Taiwanese president Tsai Ing-wen and House Speaker Kevin McCarthy met today in California, a historic first meeting on American soil between a U.S. official of McCarthy’s seniority and Taiwan’s head of state.

Addressing reporters at the Ronald Reagan Presidential Library following the meeting with McCarthy, Tsai thanked Congress, and the members who joined today’s events, for their support of Taiwan.

“Their presence and unwavering support reassure the people of Taiwan that we are not isolated, and we are not alone,” said Tsai, who spent the previous several days visiting Guatemala, Belize, and New York.

In his remarks, McCarthy called Taiwan “a successful democracy, a thriving economy, and a global leader in health and science” and hailed the bipartisan nature of America’s support for Taiwan.

Ironically, the California summit was initially intended as a lower-profile substitute for a meeting between McCarthy and Tsai in Taiwan, with Taipei reportedly selling the speaker on the lower-key option of meeting in the United States.

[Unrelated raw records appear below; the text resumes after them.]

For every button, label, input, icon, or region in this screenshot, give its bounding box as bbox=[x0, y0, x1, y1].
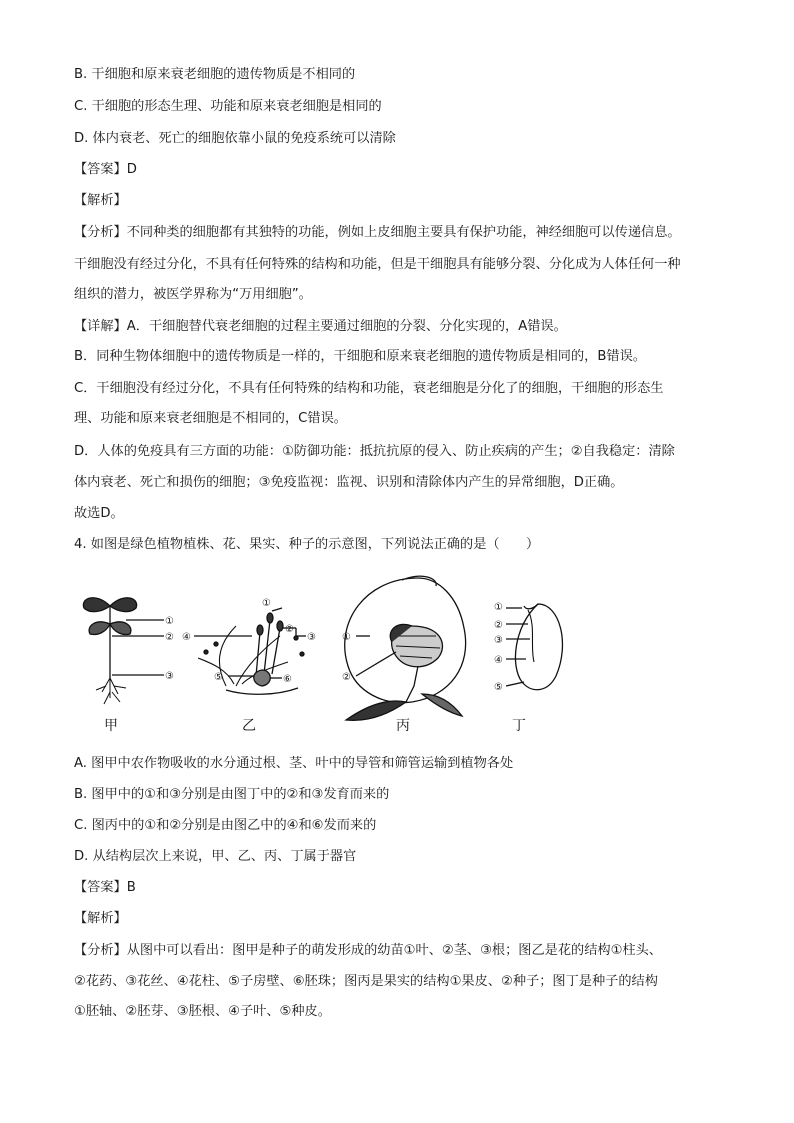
q4-analysis-label: 【解析】 bbox=[74, 911, 127, 926]
yi-label-2: ② bbox=[285, 624, 294, 635]
question-4-stem: 4. 如图是绿色植物植株、花、果实、种子的示意图，下列说法正确的是（ ） bbox=[74, 537, 540, 552]
analysis-line-1: 【分析】不同种类的细胞都有其独特的功能，例如上皮细胞主要具有保护功能，神经细胞可以传递信息。 bbox=[74, 225, 681, 240]
conclusion-line: 故选D。 bbox=[74, 506, 124, 521]
option-b-text: B. 干细胞和原来衰老细胞的遗传物质是不相同的 bbox=[74, 67, 356, 82]
detail-line-c2: 理、功能和原来衰老细胞是不相同的，C错误。 bbox=[74, 411, 347, 426]
caption-bing: 丙 bbox=[396, 718, 410, 734]
yi-label-1: ① bbox=[262, 598, 271, 609]
q4-option-c: C. 图丙中的①和②分别是由图乙中的④和⑥发而来的 bbox=[74, 818, 377, 833]
fruit-drawing bbox=[345, 576, 466, 720]
option-d-text: D. 体内衰老、死亡的细胞依靠小鼠的免疫系统可以清除 bbox=[74, 131, 396, 146]
analysis-line-3: 组织的潜力，被医学界称为“万用细胞”。 bbox=[74, 287, 312, 302]
bing-label-2: ② bbox=[342, 672, 351, 683]
jia-label-1: ① bbox=[165, 616, 174, 627]
ding-label-5: ⑤ bbox=[494, 682, 503, 693]
jia-label-3: ③ bbox=[165, 671, 174, 682]
ding-label-3: ③ bbox=[494, 635, 503, 646]
detail-line-c1: C．干细胞没有经过分化，不具有任何特殊的结构和功能，衰老细胞是分化了的细胞，干细胞的形态生 bbox=[74, 381, 664, 396]
q4-option-b: B. 图甲中的①和③分别是由图丁中的②和③发育而来的 bbox=[74, 787, 390, 802]
seedling-drawing bbox=[83, 598, 164, 704]
yi-label-4: ④ bbox=[182, 632, 191, 643]
analysis-label: 【解析】 bbox=[74, 193, 127, 208]
q4-analysis-line-1: 【分析】从图中可以看出：图甲是种子的萌发形成的幼苗①叶、②茎、③根；图乙是花的结构①柱头、 bbox=[74, 943, 662, 958]
q4-option-d: D. 从结构层次上来说，甲、乙、丙、丁属于器官 bbox=[74, 849, 357, 864]
caption-ding: 丁 bbox=[512, 718, 526, 734]
q4-analysis-line-3: ①胚轴、②胚芽、③胚根、④子叶、⑤种皮。 bbox=[74, 1004, 331, 1019]
plant-diagram bbox=[66, 566, 566, 738]
option-c-text: C. 干细胞的形态生理、功能和原来衰老细胞是相同的 bbox=[74, 99, 382, 114]
detail-line-d1: D．人体的免疫具有三方面的功能：①防御功能：抵抗抗原的侵入、防止疾病的产生；②自我稳定：清除 bbox=[74, 444, 675, 459]
yi-label-5: ⑤ bbox=[214, 672, 223, 683]
detail-line-b: B．同种生物体细胞中的遗传物质是一样的，干细胞和原来衰老细胞的遗传物质是相同的，B错误。 bbox=[74, 349, 646, 364]
bing-label-1: ① bbox=[342, 632, 351, 643]
yi-label-6: ⑥ bbox=[283, 674, 292, 685]
yi-label-3: ③ bbox=[307, 632, 316, 643]
analysis-line-2: 干细胞没有经过分化，不具有任何特殊的结构和功能，但是干细胞具有能够分裂、分化成为人体任何一种 bbox=[74, 257, 681, 272]
jia-label-2: ② bbox=[165, 632, 174, 643]
ding-label-4: ④ bbox=[494, 655, 503, 666]
answer-label: 【答案】D bbox=[74, 162, 137, 177]
detail-line-d2: 体内衰老、死亡和损伤的细胞；③免疫监视：监视、识别和清除体内产生的异常细胞，D正确。 bbox=[74, 475, 624, 490]
q4-answer-label: 【答案】B bbox=[74, 880, 136, 895]
q4-option-a: A. 图甲中农作物吸收的水分通过根、茎、叶中的导管和筛管运输到植物各处 bbox=[74, 756, 514, 771]
ding-label-2: ② bbox=[494, 620, 503, 631]
q4-analysis-line-2: ②花药、③花丝、④花柱、⑤子房壁、⑥胚珠；图丙是果实的结构①果皮、②种子；图丁是种子的结构 bbox=[74, 974, 658, 989]
caption-jia: 甲 bbox=[104, 718, 118, 734]
seed-drawing bbox=[506, 604, 562, 690]
ding-label-1: ① bbox=[494, 602, 503, 613]
detail-line-a: 【详解】A．干细胞替代衰老细胞的过程主要通过细胞的分裂、分化实现的，A错误。 bbox=[74, 319, 567, 334]
caption-yi: 乙 bbox=[242, 718, 256, 734]
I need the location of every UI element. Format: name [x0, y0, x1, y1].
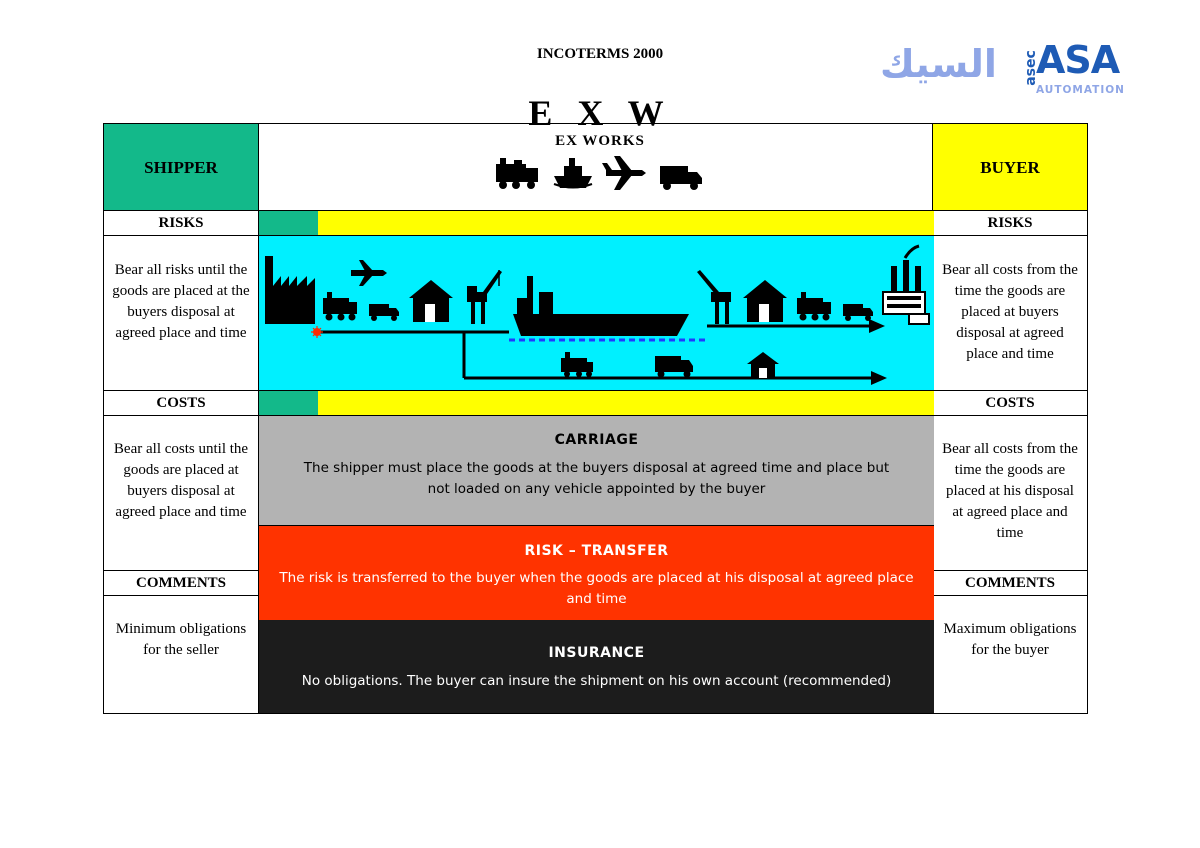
shipper-header [104, 124, 259, 211]
shipper-comments-text: Minimum obligations for the seller [104, 595, 259, 713]
buyer-header [932, 124, 1087, 211]
logo-vertical-text: asec [1022, 50, 1039, 86]
buyer-risks-text: Bear all costs from the time the goods are placed at buyers disposal at agreed place and time [932, 235, 1087, 390]
cost-bar-buyer-segment [318, 390, 934, 416]
buyer-comments-text: Maximum obligations for the buyer [932, 595, 1087, 713]
ex-works-scene [259, 235, 934, 390]
carriage-title: CARRIAGE [554, 432, 639, 448]
carriage-text-line1: The shipper must place the goods at the buyers disposal at agreed time and place but [303, 460, 890, 476]
warehouse-icon [743, 280, 787, 322]
risk-transfer-title: RISK – TRANSFER [524, 543, 669, 559]
buyer-title: BUYER [980, 158, 1040, 177]
logo-subtitle: AUTOMATION [1036, 84, 1125, 96]
insurance-title: INSURANCE [548, 645, 645, 661]
insurance-text: No obligations. The buyer can insure the shipment on his own account (recommended) [301, 673, 892, 689]
buyer-risks-label: RISKS [932, 210, 1087, 236]
crane-icon [467, 270, 502, 324]
carriage-text-line2: not loaded on any vehicle appointed by the buyer [427, 481, 766, 497]
risk-bar-shipper-segment [259, 210, 319, 236]
cargo-ship-icon [513, 276, 689, 336]
insurance-section [259, 620, 934, 713]
logo-brand: ASA [1036, 38, 1120, 82]
warehouse-icon [409, 280, 453, 322]
delivery-point-marker [311, 326, 323, 338]
train-icon [323, 292, 357, 321]
plane-icon [351, 260, 387, 286]
cost-bar-shipper-segment [259, 390, 319, 416]
truck-icon [843, 304, 873, 321]
buyer-costs-label: COSTS [932, 390, 1087, 416]
shipper-costs-text: Bear all costs until the goods are placed at buyers disposal at agreed place and time [104, 415, 259, 570]
incoterm-name: EX WORKS [555, 133, 645, 149]
buyer-costs-text: Bear all costs from the time the goods are placed at his disposal at agreed place and time [932, 415, 1087, 570]
train-icon [561, 352, 593, 377]
scene-illustration [259, 236, 934, 390]
factory-icon [265, 256, 315, 324]
asa-automation-logo [880, 38, 1125, 102]
shipper-risks-text: Bear all risks until the goods are placed at the buyers disposal at agreed place and time [104, 235, 259, 390]
crane-icon [697, 270, 731, 324]
shipper-costs-label: COSTS [104, 390, 259, 416]
truck-icon [369, 304, 399, 321]
document-title: INCOTERMS 2000 [536, 46, 664, 62]
logo-arabic-text: السيك [880, 42, 997, 86]
risk-bar-buyer-segment [318, 210, 934, 236]
risk-transfer-text-line2: and time [566, 591, 627, 607]
risk-transfer-text-line1: The risk is transferred to the buyer when the goods are placed at his disposal at agreed place [279, 570, 914, 586]
truck-icon [655, 356, 693, 378]
shipper-title: SHIPPER [144, 158, 218, 177]
train-icon [797, 292, 831, 321]
shipper-risks-label: RISKS [104, 210, 259, 236]
house-icon [747, 352, 779, 378]
risk-transfer-section [259, 525, 934, 620]
shipper-comments-label: COMMENTS [104, 570, 259, 596]
incoterm-code: E X W [528, 93, 672, 133]
buyer-factory-icon [883, 246, 929, 324]
incoterm-table [103, 123, 1088, 714]
buyer-comments-label: COMMENTS [932, 570, 1087, 596]
carriage-section [259, 415, 934, 526]
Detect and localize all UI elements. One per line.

Following former House speaker Nancy Pelosi’s trip to Taiwan last August, the Chinese military lobbed rockets and missiles into the seas surrounding Taiwan and intensified its activities involving ships and fighter jets nearby.

Over the past few weeks, Beijing has worked assiduously to stop today’s meeting from happening.

According to Taiwanese media reports, Chinese diplomatic outposts in Washington, New York, and Los Angeles worked to pay and mobilize Beijing-backed groups and gangs to tail Tsai around her New York and Los Angeles meetings. Today in California, pro-China demonstrators squared off against people who came out to support Tsai in the parking lot of the Reagan Presidential Library.

Meanwhile, Chinese government spokespeople and propaganda outlets made vague threats about Beijing’s response were the meeting to go forward. Thus far, though, besides sending an aircraft carrier into the Western Pacific, China’s People’s Liberation Army has not engaged in activities similar to those it undertook after Pelosi’s visit.

The Chinese embassy in Washington also wrote to multiple members of Congress, including Representative Carlos Gimenez, who planned to join the meeting with Tsai, urging them to abandon their plans and threatening that China would not “sit idly by.”

But in the end, the congressional delegation sat for a meeting with the Taiwanese president, and Tsai’s team publicized a series of meetings that she took with House Minority Leader Hakeem Jeffries and a bipartisan group of senators during her visit to New York last week.

During that part of her visit, she also delivered a message to a small group of U.S. political insiders at an event hosted by the Hudson Institute.

“Our strategy, while also making the [military] preparations, is to tell [China] that is very costly and these nonmilitary means that you are taking are not going to be useful,” she said, according to the Washington Post’s Josh Rogin, who attended the speech.

“So Taiwan and the rest of the world have to get together to find a way to tell the Chinese that war is not an option.”